Immediate Physiological Responses to Training

When an athlete engages in physical training, their body undergoes a range of immediate physiological responses as it adapts to the demands of exercise. These responses are essential for sustaining activity and ensuring the body is able to deliver oxygen and nutrients to the muscles while removing waste products. 

Key physiological factors such as heart rate, ventilation rate, stroke volume, cardiac output, and lactate levels are all affected during exercise. Understanding these responses is crucial in assessing an athlete's fitness level and the efficiency of their cardiovascular and muscular systems during physical exertion. This section will explore each of these factors and their role in supporting physical performance during training.

Ventilation Rate

Ventilation rate, also known as respiratory rate, measures how many breaths a person takes per minute. It increases in response to training, similar to heart rate, as the body works to remove carbon dioxide from the blood and take in more oxygen. 
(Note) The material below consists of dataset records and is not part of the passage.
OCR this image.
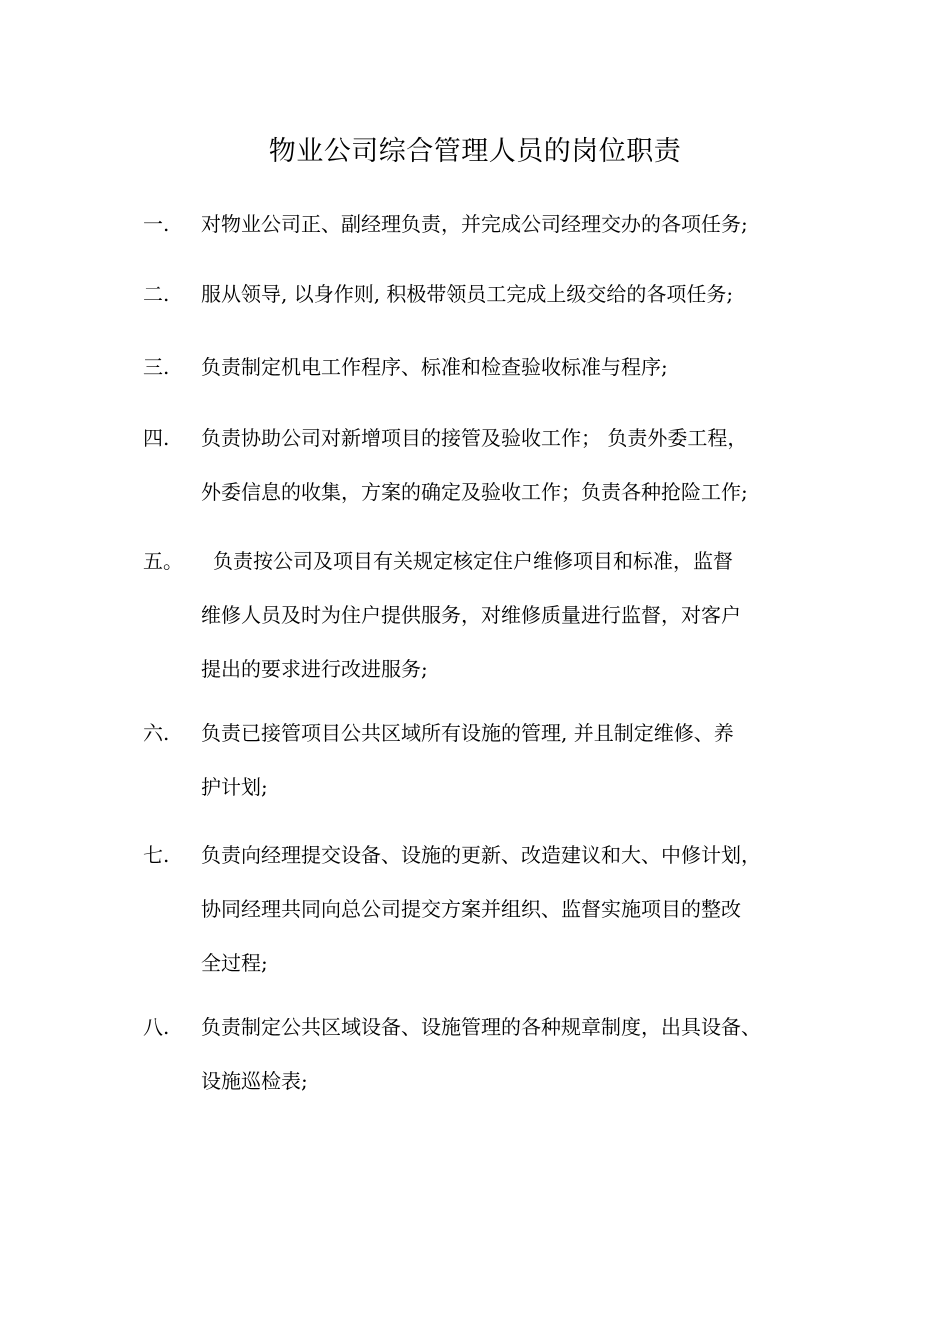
物业公司综合管理人员的岗位职责
一. 对物业公司正、副经理负责，并完成公司经理交办的各项任务;
二. 服从领导, 以身作则, 积极带领员工完成上级交给的各项任务;
三. 负责制定机电工作程序、标准和检查验收标准与程序;
四. 负责协助公司对新增项目的接管及验收工作； 负责外委工程，
外委信息的收集，方案的确定及验收工作；负责各种抢险工作;
五。	负责按公司及项目有关规定核定住户维修项目和标准，监督
维修人员及时为住户提供服务，对维修质量进行监督，对客户
提出的要求进行改进服务;
六. 负责已接管项目公共区域所有设施的管理, 并且制定维修、养
护计划;
七. 负责向经理提交设备、设施的更新、改造建议和大、中修计划，
协同经理共同向总公司提交方案并组织、监督实施项目的整改
全过程;
八. 负责制定公共区域设备、设施管理的各种规章制度，出具设备、
设施巡检表;
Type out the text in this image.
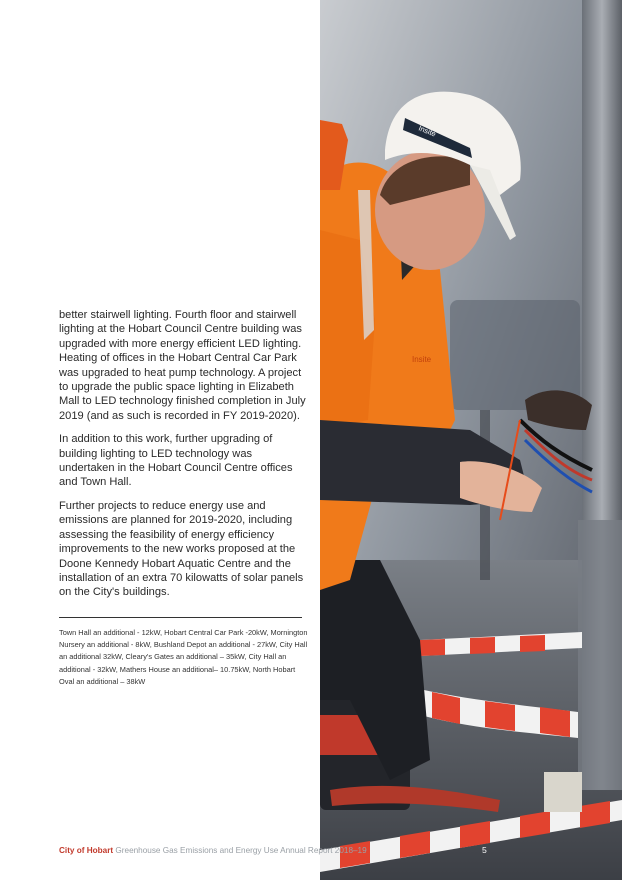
better stairwell lighting. Fourth floor and stairwell lighting at the Hobart Council Centre building was upgraded with more energy efficient LED lighting. Heating of offices in the Hobart Central Car Park was upgraded to heat pump technology. A project to upgrade the public space lighting in Elizabeth Mall to LED technology finished completion in July 2019 (and as such is recorded in FY 2019-2020).

In addition to this work, further upgrading of building lighting to LED technology was undertaken in the Hobart Council Centre offices and Town Hall.

Further projects to reduce energy use and emissions are planned for 2019-2020, including assessing the feasibility of energy efficiency improvements to the new works proposed at the Doone Kennedy Hobart Aquatic Centre and the installation of an extra 70 kilowatts of solar panels on the City's buildings.

Town Hall an additional - 12kW, Hobart Central Car Park -20kW, Mornington Nursery an additional - 8kW, Bushland Depot an additional - 27kW, City Hall an additional 32kW, Cleary's Gates an additional – 35kW, City Hall an additional - 32kW, Mathers House an additional– 10.75kW, North Hobart Oval an additional – 38kW

Insite
Insite
City of Hobart Greenhouse Gas Emissions and Energy Use Annual Report 2018–19	5
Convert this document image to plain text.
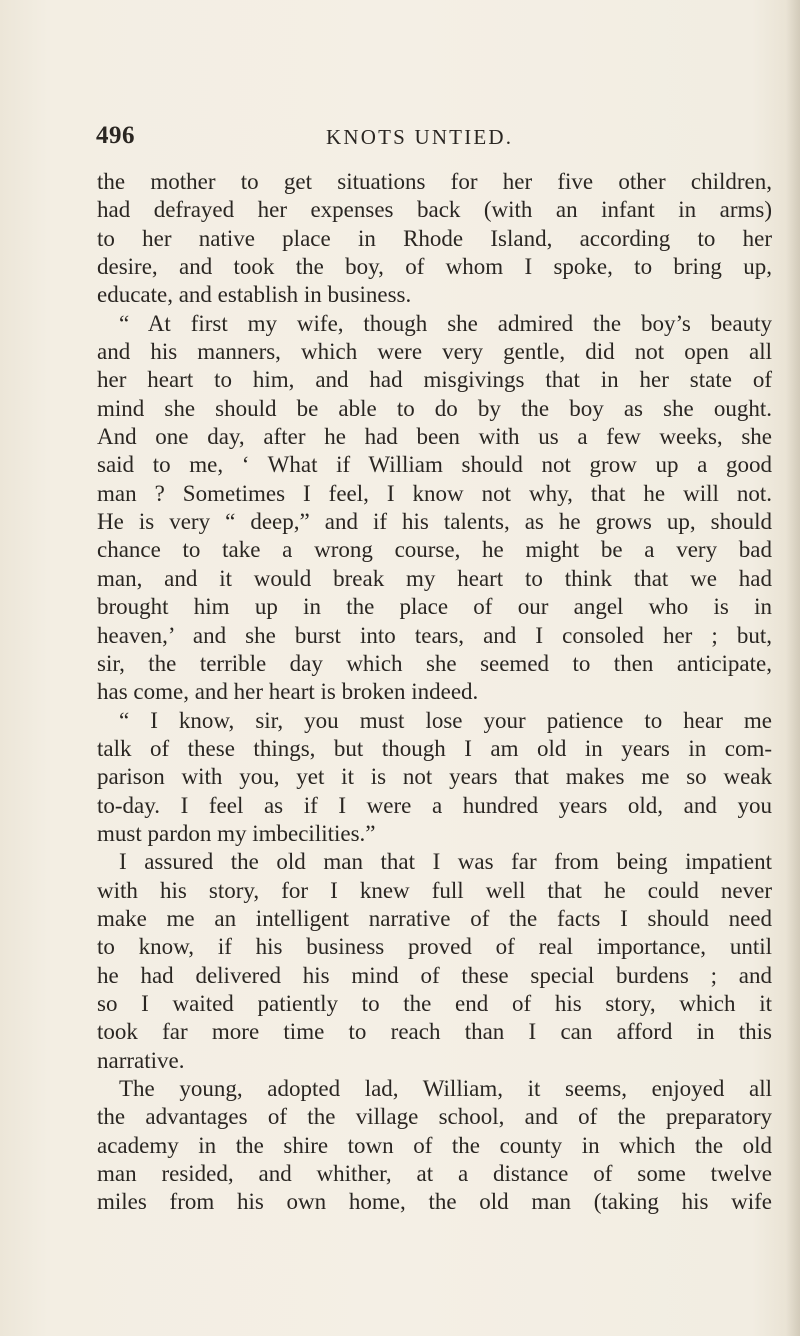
496	KNOTS UNTIED.
the mother to get situations for her five other children,
had defrayed her expenses back (with an infant in arms)
to her native place in Rhode Island, according to her
desire, and took the boy, of whom I spoke, to bring up,
educate, and establish in business.
“ At first my wife, though she admired the boy’s beauty
and his manners, which were very gentle, did not open all
her heart to him, and had misgivings that in her state of
mind she should be able to do by the boy as she ought.
And one day, after he had been with us a few weeks, she
said to me, ‘ What if William should not grow up a good
man ? Sometimes I feel, I know not why, that he will not.
He is very “ deep,” and if his talents, as he grows up, should
chance to take a wrong course, he might be a very bad
man, and it would break my heart to think that we had
brought him up in the place of our angel who is in
heaven,’ and she burst into tears, and I consoled her ; but,
sir, the terrible day which she seemed to then anticipate,
has come, and her heart is broken indeed.
“ I know, sir, you must lose your patience to hear me
talk of these things, but though I am old in years in com-
parison with you, yet it is not years that makes me so weak
to-day. I feel as if I were a hundred years old, and you
must pardon my imbecilities.”
I assured the old man that I was far from being impatient
with his story, for I knew full well that he could never
make me an intelligent narrative of the facts I should need
to know, if his business proved of real importance, until
he had delivered his mind of these special burdens ; and
so I waited patiently to the end of his story, which it
took far more time to reach than I can afford in this
narrative.
The young, adopted lad, William, it seems, enjoyed all
the advantages of the village school, and of the preparatory
academy in the shire town of the county in which the old
man resided, and whither, at a distance of some twelve
miles from his own home, the old man (taking his wife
The increase in ventilation rate is directly linked to exercise intensity; the higher the intensity, the greater the increase in ventilation. For example, an athlete training at 85% of their maximum heart rate (MHR) will have a higher ventilation rate than when training at 65% MHR, due to higher oxygen demand and carbon dioxide production. Just before exercise, ventilation rate increases slightly in anticipation of movement. 
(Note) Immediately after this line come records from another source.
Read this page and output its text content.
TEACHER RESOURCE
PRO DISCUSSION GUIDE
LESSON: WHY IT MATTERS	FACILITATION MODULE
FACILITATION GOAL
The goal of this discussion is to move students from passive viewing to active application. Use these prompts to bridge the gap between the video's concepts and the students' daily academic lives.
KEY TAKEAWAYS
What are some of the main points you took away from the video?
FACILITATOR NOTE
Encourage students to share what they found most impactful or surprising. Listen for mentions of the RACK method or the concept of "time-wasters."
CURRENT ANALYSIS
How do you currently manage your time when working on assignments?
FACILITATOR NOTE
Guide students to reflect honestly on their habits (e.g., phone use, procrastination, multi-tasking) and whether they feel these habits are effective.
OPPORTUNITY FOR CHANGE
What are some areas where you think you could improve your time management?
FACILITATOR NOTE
Trained athletes have lower ventilation rates at a given intensity compared to untrained athletes, and they return to their normal resting ventilation rate more quickly after exercise, reflecting their improved respiratory efficiency.

Lactate Levels

NOTE: We’ve already spent considerable time exploring how and why lactate is formed. If you’re not yet confident with this concept, please review the Energy Systems lesson. This topic will focus more on how lactate levels respond once we begin exercising.

During moderate exercise, lactate levels remain relatively stable and low. As intensity increases past the aerobic threshold, lactate levels begin to rise steadily. Once the intensity reaches a point where oxygen demand exceeds supply (the anaerobic threshold), lactate levels increase rapidly, known as the onset of blood lactate accumulation (OBLA). This continues until maximum effort is reached, at which point the athlete may need to slow down or stop.

Trained athletes have a higher lactate threshold compared to untrained individuals, meaning they can exercise at higher intensities before lactate accumulates significantly. As a result, trained athletes can sustain high-intensity efforts longer and experience less fatigue, while untrained individuals accumulate lactate more quickly, leading to faster onset of fatigue.